Did you think seven was an odd number for dinner? One guest didn’t show, and Owens will later explain it’s the one thing the night’s trainees got seriously wrong – not clearing the extra place setting, and not reorganising the seating to ensure an optimal arrangement.
The butlers will say they knew it was a test, but, “We overthought it. We thought, what if he arrives afterall? And we didn’t want the seating to end up girl-girl, boy-boy. And because we waited for him a little too long, the entrees were starting to look not so pretty and we thought, ‘Oh nooooo.’”
All night I wanted to ask one of the trainees, Russell, “How did you stop yourself from joining in the conversation?” He’s so clearly used to being the life of the party. He later agreed, “When I was serving and one of you said something funny, I smiled, but I had to check myself. I realised right away I wasn’t even supposed to be listening.”
Ultimately, Russell wants to combine his love of travel with his love of service, and work for Middle Eastern royalty — “It’s another world,” he says. Another trainee, Deirdre, plans to run an exclusive guesthouse and says, “I realised the services I’d be providing in such a situation would be very much like a butler, so I’m going to get some experience in the role before I start my own business.” Peter of the flash jacket, and who’s had a long career as a manager in the corporate sector, says, “I wouldn’t mind a position where I would bring someone’s house to order.”

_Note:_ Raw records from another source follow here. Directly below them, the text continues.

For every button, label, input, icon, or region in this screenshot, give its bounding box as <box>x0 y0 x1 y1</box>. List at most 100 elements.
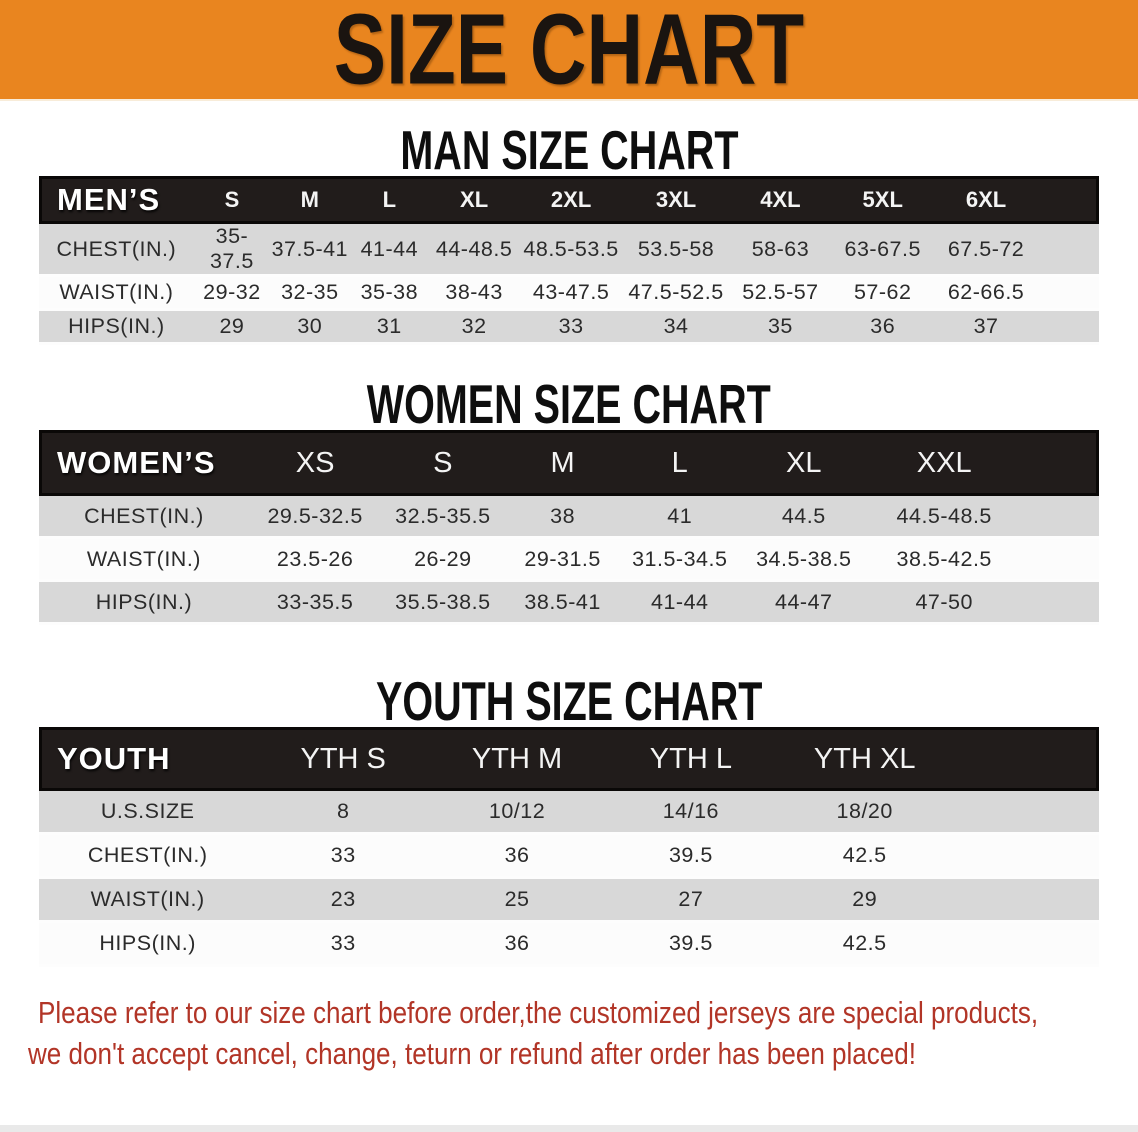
data-cell: 36 <box>430 923 604 967</box>
data-cell: 44-48.5 <box>429 224 520 277</box>
row-label: CHEST(IN.) <box>39 835 257 879</box>
row-spacer <box>951 879 1099 923</box>
data-cell: 48.5-53.5 <box>519 224 624 277</box>
table-row: WAIST(IN.) 23 25 27 29 <box>39 879 1099 923</box>
row-spacer <box>1019 496 1099 539</box>
row-spacer <box>951 923 1099 967</box>
women-table-label: WOMEN’S <box>39 430 249 496</box>
women-section-heading: WOMEN SIZE CHART <box>0 377 1138 432</box>
size-header-cell: 3XL <box>623 176 730 224</box>
row-spacer <box>951 791 1099 835</box>
data-cell: 31 <box>349 311 430 345</box>
size-header-cell: XL <box>738 430 869 496</box>
table-row: CHEST(IN.) 33 36 39.5 42.5 <box>39 835 1099 879</box>
data-cell: 29-32 <box>193 277 271 311</box>
data-cell: 57-62 <box>831 277 934 311</box>
disclaimer-note: Please refer to our size chart before or… <box>0 992 1138 1074</box>
page-title: SIZE CHART <box>333 0 805 106</box>
data-cell: 32.5-35.5 <box>381 496 505 539</box>
womens-size-table: WOMEN’S XS S M L XL XXL CHEST(IN.) 29.5-32.5 32.5… <box>39 430 1099 625</box>
data-cell: 37 <box>933 311 1039 345</box>
row-spacer <box>1038 277 1099 311</box>
row-label: WAIST(IN.) <box>39 277 194 311</box>
header-spacer <box>951 727 1099 791</box>
data-cell: 29.5-32.5 <box>248 496 382 539</box>
data-cell: 47.5-52.5 <box>623 277 730 311</box>
man-section-heading: MAN SIZE CHART <box>0 120 1138 182</box>
size-header-row: WOMEN’S XS S M L XL XXL <box>39 430 1099 496</box>
size-header-cell: YTH XL <box>777 727 952 791</box>
bottom-edge-strip <box>0 1125 1138 1132</box>
data-cell: 23.5-26 <box>248 539 382 582</box>
data-cell: 44.5-48.5 <box>868 496 1020 539</box>
row-spacer <box>1019 582 1099 625</box>
data-cell: 33 <box>519 311 624 345</box>
youth-heading-text: YOUTH SIZE CHART <box>375 671 763 733</box>
size-header-cell: 2XL <box>519 176 624 224</box>
data-cell: 34 <box>623 311 730 345</box>
data-cell: 25 <box>430 879 604 923</box>
data-cell: 38.5-42.5 <box>868 539 1020 582</box>
table-row: HIPS(IN.) 29 30 31 32 33 34 35 36 37 <box>39 311 1099 345</box>
data-cell: 30 <box>270 311 350 345</box>
row-label: WAIST(IN.) <box>39 879 257 923</box>
data-cell: 32 <box>429 311 520 345</box>
data-cell: 31.5-34.5 <box>620 539 739 582</box>
size-header-row: YOUTH YTH S YTH M YTH L YTH XL <box>39 727 1099 791</box>
row-label: HIPS(IN.) <box>39 582 249 625</box>
size-header-cell: YTH M <box>430 727 604 791</box>
size-header-cell: YTH L <box>603 727 778 791</box>
data-cell: 41-44 <box>349 224 430 277</box>
row-spacer <box>1038 224 1099 277</box>
size-header-cell: L <box>349 176 430 224</box>
data-cell: 34.5-38.5 <box>738 539 869 582</box>
row-label: U.S.SIZE <box>39 791 257 835</box>
data-cell: 58-63 <box>729 224 832 277</box>
size-header-cell: M <box>270 176 350 224</box>
header-spacer <box>1019 430 1099 496</box>
size-header-cell: 4XL <box>729 176 832 224</box>
table-row: HIPS(IN.) 33-35.5 35.5-38.5 38.5-41 41-44 44-… <box>39 582 1099 625</box>
man-heading-text: MAN SIZE CHART <box>399 120 739 182</box>
data-cell: 29 <box>193 311 271 345</box>
table-row: WAIST(IN.) 29-32 32-35 35-38 38-43 43-47.5 47.… <box>39 277 1099 311</box>
size-header-cell: S <box>193 176 271 224</box>
size-header-cell: 6XL <box>933 176 1039 224</box>
data-cell: 38.5-41 <box>504 582 621 625</box>
row-label: CHEST(IN.) <box>39 496 249 539</box>
data-cell: 10/12 <box>430 791 604 835</box>
data-cell: 29-31.5 <box>504 539 621 582</box>
data-cell: 42.5 <box>777 835 952 879</box>
table-row: HIPS(IN.) 33 36 39.5 42.5 <box>39 923 1099 967</box>
data-cell: 35 <box>729 311 832 345</box>
data-cell: 35-38 <box>349 277 430 311</box>
size-header-cell: M <box>504 430 621 496</box>
data-cell: 39.5 <box>603 835 778 879</box>
data-cell: 43-47.5 <box>519 277 624 311</box>
data-cell: 62-66.5 <box>933 277 1039 311</box>
data-cell: 29 <box>777 879 952 923</box>
data-cell: 53.5-58 <box>623 224 730 277</box>
disclaimer-line-1: Please refer to our size chart before or… <box>38 995 1039 1030</box>
data-cell: 41-44 <box>620 582 739 625</box>
data-cell: 67.5-72 <box>933 224 1039 277</box>
data-cell: 44.5 <box>738 496 869 539</box>
row-label: HIPS(IN.) <box>39 311 194 345</box>
table-row: WAIST(IN.) 23.5-26 26-29 29-31.5 31.5-34.5 34… <box>39 539 1099 582</box>
size-header-cell: XXL <box>868 430 1020 496</box>
data-cell: 33-35.5 <box>248 582 382 625</box>
data-cell: 32-35 <box>270 277 350 311</box>
size-header-cell: 5XL <box>831 176 934 224</box>
row-label: WAIST(IN.) <box>39 539 249 582</box>
youth-size-table: YOUTH YTH S YTH M YTH L YTH XL U.S.SIZE 8 10/12… <box>39 727 1099 967</box>
row-label: HIPS(IN.) <box>39 923 257 967</box>
data-cell: 63-67.5 <box>831 224 934 277</box>
row-spacer <box>1038 311 1099 345</box>
mens-size-table: MEN’S S M L XL 2XL 3XL 4XL 5XL 6XL CHEST(IN.) 35-37… <box>39 176 1099 345</box>
data-cell: 41 <box>620 496 739 539</box>
row-spacer <box>951 835 1099 879</box>
data-cell: 39.5 <box>603 923 778 967</box>
data-cell: 47-50 <box>868 582 1020 625</box>
header-spacer <box>1038 176 1099 224</box>
data-cell: 36 <box>430 835 604 879</box>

At the end of the dinner we repair to the sofas, to score our butlers. They are in earshot, which gives me goosebumps, not in a good way. I worry about their gentle caring characters out there in a below-stairs, Downton Abbey kind of world, where they’ll potentially have the white piping knocked out of them. Later, Deirdre sets me straight, “Possibly,” she says, “there are still houses like that. But you’re not servile anymore. You’re a professional, being paid to provide this particular level of service.”

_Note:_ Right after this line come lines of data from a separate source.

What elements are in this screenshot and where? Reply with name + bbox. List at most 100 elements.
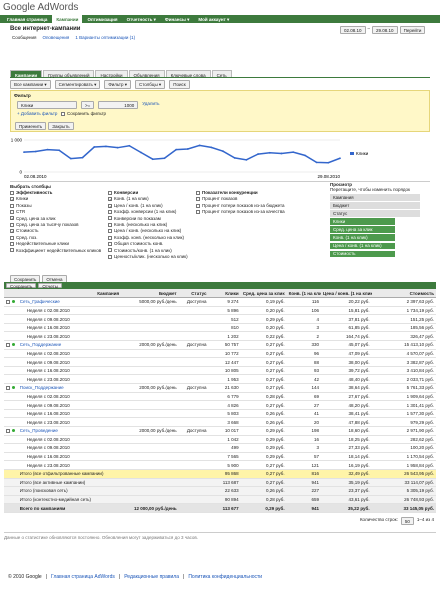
checkbox[interactable] <box>10 248 14 253</box>
column-option[interactable]: CTR <box>10 209 101 215</box>
column-option[interactable]: Общая стоимость конв. <box>108 241 188 247</box>
cell[interactable]: Поиск_Поддержание <box>17 383 122 393</box>
checkbox[interactable] <box>6 300 10 305</box>
filter-value[interactable]: 1000 <box>98 101 139 109</box>
selected-column[interactable]: Цена / конв. (1 на клик) <box>330 242 395 250</box>
filter-field[interactable]: Клики <box>17 101 77 109</box>
cell[interactable]: Сеть_Графические <box>17 297 122 307</box>
checkbox[interactable] <box>196 197 200 202</box>
checkbox[interactable]: ✓ <box>10 197 15 203</box>
go-button[interactable]: Перейти <box>399 26 426 34</box>
message-link[interactable]: Оповещения <box>42 35 70 40</box>
selected-column[interactable]: Конв. (1 на клик) <box>330 234 395 242</box>
checkbox[interactable] <box>10 235 14 240</box>
column-option[interactable]: Коэфф. конверсии (1 на клик) <box>108 209 188 215</box>
date-from[interactable]: 02.08.10 <box>340 26 366 34</box>
toolbar-button[interactable]: Фильтр ▾ <box>104 80 131 89</box>
tab[interactable]: Настройки <box>95 70 128 78</box>
checkbox[interactable] <box>6 386 10 391</box>
column-option[interactable]: Ценность/клик. (несколько на клик) <box>108 254 188 260</box>
column-option[interactable]: ✓ Цена / конв. (1 на клик) <box>108 203 188 209</box>
nav-item[interactable]: Финансы ▾ <box>164 16 190 22</box>
column-option[interactable]: Коэффициент недействительных кликов <box>10 248 101 254</box>
toolbar-button[interactable]: Столбцы ▾ <box>135 80 166 89</box>
column-option[interactable]: Недействительные клики <box>10 241 101 247</box>
message-link[interactable]: 1 Варианты оптимизации (1) <box>75 35 136 40</box>
cell[interactable]: Сеть_Проведение <box>17 426 122 436</box>
column-option[interactable]: ✓ Стоимость <box>10 228 101 234</box>
selected-column[interactable]: Клики <box>330 218 395 225</box>
nav-item[interactable]: Отчетность ▾ <box>126 16 156 22</box>
column-option[interactable]: ✓ Клики <box>10 196 101 202</box>
column-option[interactable]: Процент потери показов из-за бюджета <box>196 203 285 209</box>
checkbox[interactable] <box>108 216 112 221</box>
checkbox[interactable] <box>108 241 112 246</box>
checkbox[interactable] <box>10 209 14 214</box>
filter-remove[interactable]: Удалить <box>142 101 160 106</box>
footer-link[interactable]: Политика конфиденциальности <box>188 574 263 580</box>
close-button[interactable]: Закрыть <box>48 122 74 130</box>
nav-item[interactable]: Главная страница <box>7 16 48 22</box>
column-option[interactable]: Сред. поз. <box>10 235 101 241</box>
table-button[interactable]: Сохранить <box>6 283 37 289</box>
checkbox[interactable]: ✓ <box>108 203 113 209</box>
tab[interactable]: Кампании <box>10 70 43 78</box>
tab[interactable]: Сеть <box>211 70 232 78</box>
checkbox[interactable] <box>108 222 112 227</box>
apply-button[interactable]: Применить <box>15 122 47 130</box>
column-option[interactable]: ✓ Сред. цена за клик <box>10 216 101 222</box>
column-option[interactable]: Цена / конв. (несколько на клик) <box>108 228 188 234</box>
tab[interactable]: Группы объявлений <box>43 70 95 78</box>
message-link[interactable]: Сообщения <box>12 35 37 40</box>
selected-column[interactable]: Сред. цена за клик <box>330 226 395 233</box>
checkbox[interactable] <box>196 203 200 208</box>
checkbox[interactable] <box>10 241 14 246</box>
table-button[interactable]: Отчеты <box>38 283 62 289</box>
group-checkbox[interactable] <box>10 190 14 195</box>
checkbox[interactable]: ✓ <box>10 216 15 222</box>
column-option[interactable]: Показы <box>10 203 101 209</box>
tab[interactable]: Ключевые слова <box>165 70 211 78</box>
checkbox[interactable] <box>108 248 112 253</box>
toolbar-button[interactable]: Сегментировать ▾ <box>54 80 101 89</box>
checkbox[interactable] <box>10 222 14 227</box>
checkbox[interactable] <box>108 209 112 214</box>
toolbar-button[interactable]: Все кампании ▾ <box>10 80 51 89</box>
checkbox[interactable] <box>10 203 14 208</box>
checkbox[interactable] <box>108 229 112 234</box>
point <box>233 157 236 159</box>
checkbox[interactable] <box>108 254 112 259</box>
footer-link[interactable]: Главная страница AdWords <box>51 574 115 580</box>
rows-count[interactable]: 50 <box>400 517 414 525</box>
column-option[interactable]: Конверсии по показам <box>108 216 188 222</box>
filter-save[interactable]: Сохранить фильтр <box>61 111 106 116</box>
checkbox[interactable] <box>196 209 200 214</box>
group-checkbox[interactable] <box>196 190 200 195</box>
cell[interactable]: Сеть_Поддержание <box>17 340 122 350</box>
filter-op[interactable]: >= <box>81 101 95 109</box>
nav-item[interactable]: Кампании <box>52 15 83 23</box>
selected-column[interactable]: Стоимость <box>330 250 395 258</box>
checkbox[interactable]: ✓ <box>108 197 113 203</box>
footer-link[interactable]: Редакционные правила <box>124 574 179 580</box>
checkbox[interactable]: ✓ <box>10 229 15 235</box>
checkbox[interactable] <box>6 429 10 434</box>
point <box>128 144 131 147</box>
tab[interactable]: Объявления <box>128 70 165 78</box>
column-option[interactable]: Процент потери показов из-за качества <box>196 209 285 215</box>
column-option[interactable]: Конв. (несколько на клик) <box>108 222 188 228</box>
group-checkbox[interactable] <box>108 190 112 195</box>
nav-item[interactable]: Оптимизация <box>87 16 118 22</box>
column-option[interactable]: ✓ Конв. (1 на клик) <box>108 196 188 202</box>
checkbox[interactable] <box>6 343 10 348</box>
column-option[interactable]: Сред. цена за тысячу показов <box>10 222 101 228</box>
column-option[interactable]: Коэфф. конв. (несколько на клик) <box>108 235 188 241</box>
toolbar-button[interactable]: Поиск <box>169 80 190 89</box>
nav-item[interactable]: Мой аккаунт ▾ <box>198 16 230 22</box>
column-option[interactable]: Стоимость/конв. (1 на клик) <box>108 248 188 254</box>
column-option[interactable]: Процент показов <box>196 196 285 202</box>
option-label: CTR <box>16 209 26 215</box>
checkbox[interactable] <box>108 235 112 240</box>
date-to[interactable]: 29.08.10 <box>372 26 398 34</box>
filter-add[interactable]: + Добавить фильтр <box>17 111 58 116</box>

Owens kept the actual scores close to her chest, but we were quizzed on how we’d been met at the door (10 out of 10 I thought); the quality of the canapés (an experienced butler found the mushroom tartlets too crumbly and unwieldy); and the pouring of the wine raised much discussion about whether it should come from the left or right (either, it seems — during the heat of a conversation, a butler just has to stay out of the way), and whether the bottles had been held so you could read the label (some people really did care). On the ‘sense of ease’ index, our trainees had excelled themselves, although as I retrieved my handbag and said goodnight it was clear there was still uncertainty about the line that shouldn’t be crossed. “Thank you for a lovely evening,” I (wrongly on my part) said to Peter, as if he might have had something to do with it. And he just wasn’t sure whether to acknowledge that he had.